Question

How do you factor $ - 3{x^2} + 2x + 2$?

Answer 1

Hint: First take $ - 3$ common from the given equation. Next, compare the given quadratic equation to the standard quadratic equation and find the value of numbers $a$, $b$ and $c$ in the given equation. Then, substitute the values of $a$, $b$ and $c$ in the formula of discriminant and find the discriminant of the given equation. Finally, put the values of $a$, $b$ and $D$ in the roots of the quadratic equation formula and get the desired result.

Formula used: The quantity $D = {b^2} - 4ac$ is known as the discriminant of the equation $a{x^2} + bx + c = 0$ and its roots are given by
$x = \dfrac{{ - b \pm \sqrt D }}{{2a}}$ or $x = \dfrac{{ - b \pm \sqrt {{b^2} - 4ac} }}{{2a}}$

Complete step-by-step solution:
It is given that the expression of $ - 3{x^2} + 2x + 2$
We know that an equation of the form $a{x^2} + bx + c = 0$, $a,b,c,x \in R$, is called a Real Quadratic Equation.
The numbers $a$, $b$ and $c$ are called the coefficients of the equation.
The quantity $D = {b^2} - 4ac$ is known as the discriminant of the equation $a{x^2} + bx + c = 0$ and its roots are given by
$x = \dfrac{{ - b \pm \sqrt D }}{{2a}}$ or $x = \dfrac{{ - b \pm \sqrt {{b^2} - 4ac} }}{{2a}}$
So, first we will take $ - 3$ common from the given equation.
$ - 3{x^2} + 2x + 2 = - 3\left( {{x^2} - \dfrac{2}{3}x - \dfrac{2}{3}} \right)$
Next, compare ${x^2} - \dfrac{2}{3}x - \dfrac{2}{3}$ quadratic equation to standard quadratic equation and find the value of numbers $a$, $b$ and $c$.
Comparing ${x^2} - \dfrac{2}{3}x - \dfrac{2}{3}$ with $a{x^2} + bx + c = 0$, we get
$a = 1$, $b = - \dfrac{2}{3}$ and $c = - \dfrac{2}{3}$
Now, substitute the values of $a$, $b$ and $c$ in $D = {b^2} - 4ac$ and find the discriminant of the given equation.
$D = {\left( { - \dfrac{2}{3}} \right)^2} - 4\left( 1 \right)\left( { - \dfrac{2}{3}} \right)$
After simplifying the result, we get
$D = \dfrac{{28}}{9}$
Which means the given equation has real roots.
Now putting the values of $a$, $b$ and $D$ in $x = \dfrac{{ - b \pm \sqrt D }}{{2a}}$, we get
$x = \dfrac{{\dfrac{2}{3} \pm \dfrac{{2\sqrt 7 }}{3}}}{{2 \times 1}}$
Divide numerator and denominator by $2$, we get
$x = \dfrac{1}{3} \pm \dfrac{{\sqrt 7 }}{3}$
So, $x = \dfrac{1}{3} + \dfrac{{\sqrt 7 }}{3}$ and $x = \dfrac{1}{3} - \dfrac{{\sqrt 7 }}{3}$are roots of equation ${x^2} - \dfrac{2}{3}x - \dfrac{2}{3}$.

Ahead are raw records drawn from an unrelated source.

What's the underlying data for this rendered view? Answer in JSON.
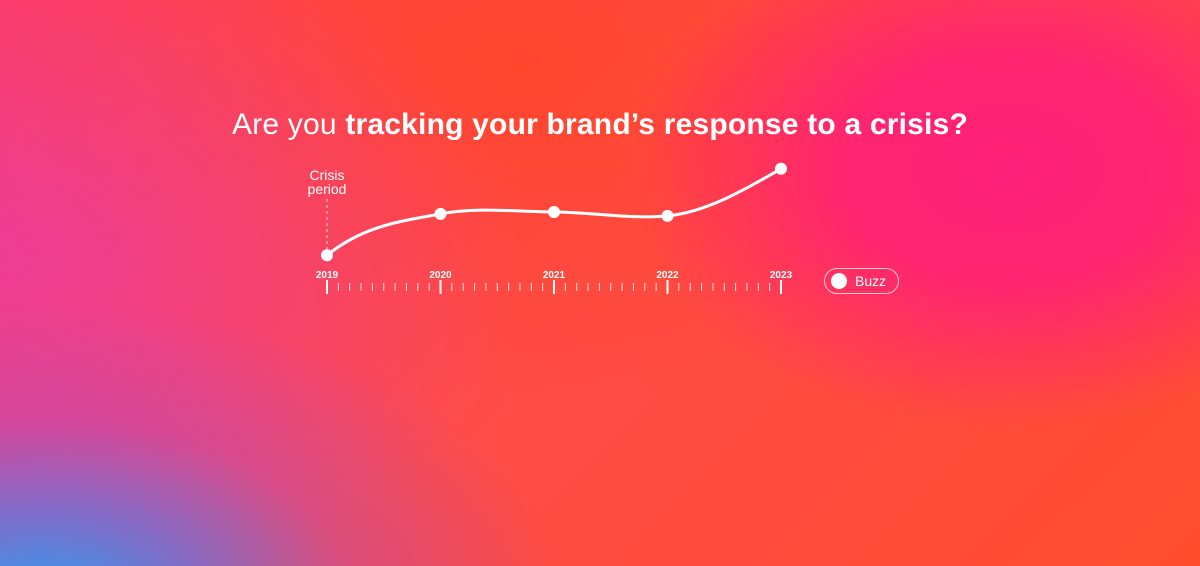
{
  "headline": {
    "light": "Are you",
    "bold": "tracking your brand’s response to a crisis?"
  },
  "annotation": {
    "line1": "Crisis",
    "line2": "period",
    "x": "2019"
  },
  "legend": {
    "label": "Buzz",
    "color": "#ffffff"
  },
  "chart_data": {
    "type": "line",
    "title": "",
    "xlabel": "",
    "ylabel": "",
    "categories": [
      "2019",
      "2020",
      "2021",
      "2022",
      "2023"
    ],
    "series": [
      {
        "name": "Buzz",
        "values": [
          0.05,
          0.48,
          0.5,
          0.46,
          0.95
        ]
      }
    ],
    "ylim": [
      0,
      1
    ],
    "y_axis_shown": false,
    "grid": false,
    "minor_ticks_per_interval": 10,
    "legend_position": "right",
    "line_color": "#ffffff"
  }
}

Therefore, the trinomial $ - 3{x^2} + 2x + 2$ can be factored as $ - 3\left( {x - \dfrac{1}{3} - \dfrac{{\sqrt 7 }}{3}} \right)\left( {x - \dfrac{1}{3} + \dfrac{{\sqrt 7 }}{3}} \right)$.

Note: In above question, it should be noted that we get $x = \dfrac{1}{3} + \dfrac{{\sqrt 7 }}{3}$and $x = \dfrac{1}{3} - \dfrac{{\sqrt 7 }}{3}$ as the roots of equation${x^2} - \dfrac{2}{3}x - \dfrac{2}{3}$.
No other roots will satisfy the condition.
If we take wrong factors, then we will not get a trinomial on their product. So, carefully find the roots.